The reinjected products amount to some 1.5 billion barrels, according to one estimate.
The process, which was widespread under the former regime of Saddam Hussein, is still continuing, as Iraq struggles to balance its product needs. In general, crude production since the end of last year’s war has continued in the same manner as before, with little sub-surface maintenance.
While under UN sanctions from 1990 to 2003, Iraq for years reinjected excess fuel oil into the Kirkuk field, to deal with excess products that it failed to export, legally or otherwise. Baghdad was allowed to export crude from 1996 under the UN supervised oil-for-food program, under strict supervision by UN monitors.

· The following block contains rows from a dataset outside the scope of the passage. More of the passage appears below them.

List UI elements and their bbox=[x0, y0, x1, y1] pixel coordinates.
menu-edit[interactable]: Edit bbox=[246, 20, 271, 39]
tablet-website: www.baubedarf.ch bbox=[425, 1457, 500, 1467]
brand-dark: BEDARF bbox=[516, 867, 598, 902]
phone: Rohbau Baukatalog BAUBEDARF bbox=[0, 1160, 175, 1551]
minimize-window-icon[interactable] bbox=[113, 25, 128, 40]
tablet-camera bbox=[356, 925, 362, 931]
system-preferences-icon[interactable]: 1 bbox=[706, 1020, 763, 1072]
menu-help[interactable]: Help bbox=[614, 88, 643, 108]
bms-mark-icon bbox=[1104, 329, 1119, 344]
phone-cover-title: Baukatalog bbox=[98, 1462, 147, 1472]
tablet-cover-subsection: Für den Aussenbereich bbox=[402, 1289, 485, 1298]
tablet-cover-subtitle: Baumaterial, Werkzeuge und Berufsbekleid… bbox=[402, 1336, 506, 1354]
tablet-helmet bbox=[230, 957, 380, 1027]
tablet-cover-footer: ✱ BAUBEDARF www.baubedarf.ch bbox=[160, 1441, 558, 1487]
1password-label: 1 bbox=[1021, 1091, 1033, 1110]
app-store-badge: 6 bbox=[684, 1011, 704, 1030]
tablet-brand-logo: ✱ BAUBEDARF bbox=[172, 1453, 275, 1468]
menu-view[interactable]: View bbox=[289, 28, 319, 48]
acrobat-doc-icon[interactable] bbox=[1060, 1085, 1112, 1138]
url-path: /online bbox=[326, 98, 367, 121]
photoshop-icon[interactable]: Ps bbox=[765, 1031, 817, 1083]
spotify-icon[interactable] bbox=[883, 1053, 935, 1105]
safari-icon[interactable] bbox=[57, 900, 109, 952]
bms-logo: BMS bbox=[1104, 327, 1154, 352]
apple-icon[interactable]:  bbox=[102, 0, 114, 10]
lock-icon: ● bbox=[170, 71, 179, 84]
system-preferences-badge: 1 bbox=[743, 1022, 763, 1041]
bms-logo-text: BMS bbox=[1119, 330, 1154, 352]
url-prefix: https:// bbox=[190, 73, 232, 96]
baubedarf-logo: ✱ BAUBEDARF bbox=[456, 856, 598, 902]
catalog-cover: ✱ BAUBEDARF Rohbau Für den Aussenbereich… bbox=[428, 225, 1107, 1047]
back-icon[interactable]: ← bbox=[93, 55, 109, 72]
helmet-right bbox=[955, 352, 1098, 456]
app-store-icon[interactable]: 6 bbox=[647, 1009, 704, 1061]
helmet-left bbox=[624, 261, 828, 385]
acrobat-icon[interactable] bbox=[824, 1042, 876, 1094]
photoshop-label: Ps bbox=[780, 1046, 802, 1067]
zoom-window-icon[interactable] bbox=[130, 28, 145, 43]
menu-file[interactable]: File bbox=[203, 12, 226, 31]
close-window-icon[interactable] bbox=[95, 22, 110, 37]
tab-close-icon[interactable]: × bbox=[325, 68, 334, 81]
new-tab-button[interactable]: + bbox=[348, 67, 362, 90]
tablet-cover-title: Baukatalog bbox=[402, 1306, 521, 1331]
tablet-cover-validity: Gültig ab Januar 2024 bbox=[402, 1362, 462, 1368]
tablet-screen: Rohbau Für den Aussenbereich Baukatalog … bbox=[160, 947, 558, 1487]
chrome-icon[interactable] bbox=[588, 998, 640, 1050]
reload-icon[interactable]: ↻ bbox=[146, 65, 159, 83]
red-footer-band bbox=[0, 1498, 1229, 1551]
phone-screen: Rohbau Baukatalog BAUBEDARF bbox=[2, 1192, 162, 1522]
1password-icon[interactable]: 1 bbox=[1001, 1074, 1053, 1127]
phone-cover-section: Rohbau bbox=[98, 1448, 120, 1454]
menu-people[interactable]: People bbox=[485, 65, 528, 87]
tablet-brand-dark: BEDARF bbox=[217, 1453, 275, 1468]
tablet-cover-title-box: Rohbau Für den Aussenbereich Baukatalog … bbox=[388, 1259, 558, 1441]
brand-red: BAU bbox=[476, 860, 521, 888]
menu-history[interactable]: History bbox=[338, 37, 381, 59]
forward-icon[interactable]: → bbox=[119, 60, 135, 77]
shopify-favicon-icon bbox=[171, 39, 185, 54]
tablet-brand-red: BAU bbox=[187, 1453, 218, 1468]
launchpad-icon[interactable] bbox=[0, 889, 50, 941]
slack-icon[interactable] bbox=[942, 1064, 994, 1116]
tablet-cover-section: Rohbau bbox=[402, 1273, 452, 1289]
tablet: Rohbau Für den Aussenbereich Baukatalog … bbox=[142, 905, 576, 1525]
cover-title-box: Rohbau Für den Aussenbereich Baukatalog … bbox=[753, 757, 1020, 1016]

Petroleum engineers and analysts say the reinjection of so much fuel oil and crude could complicate the Kirkuk field’s reservoir study. “Kirkuk is already a carbonated field and reinjecting fluids that are not original fluids to the field could modify the reservoir structure,” said one engineer.
In a worst-case scenario, the use of additives could change the “wettability” of the field, creating oil-wet rocks instead of water-wet ones. That kind of damage is usually irreparable, experts say.
The injection of fuel oil has definitely increased viscosity, making crude flows harder, sources say. One remedy to this problem involves using gas lift and installing gas pumps in the subsurface facilities.
“It all depends on where in the field the injection took place, how big the area concerned is, and whether it was done at a limited number of wells and which ones,” said another petroleum engineer.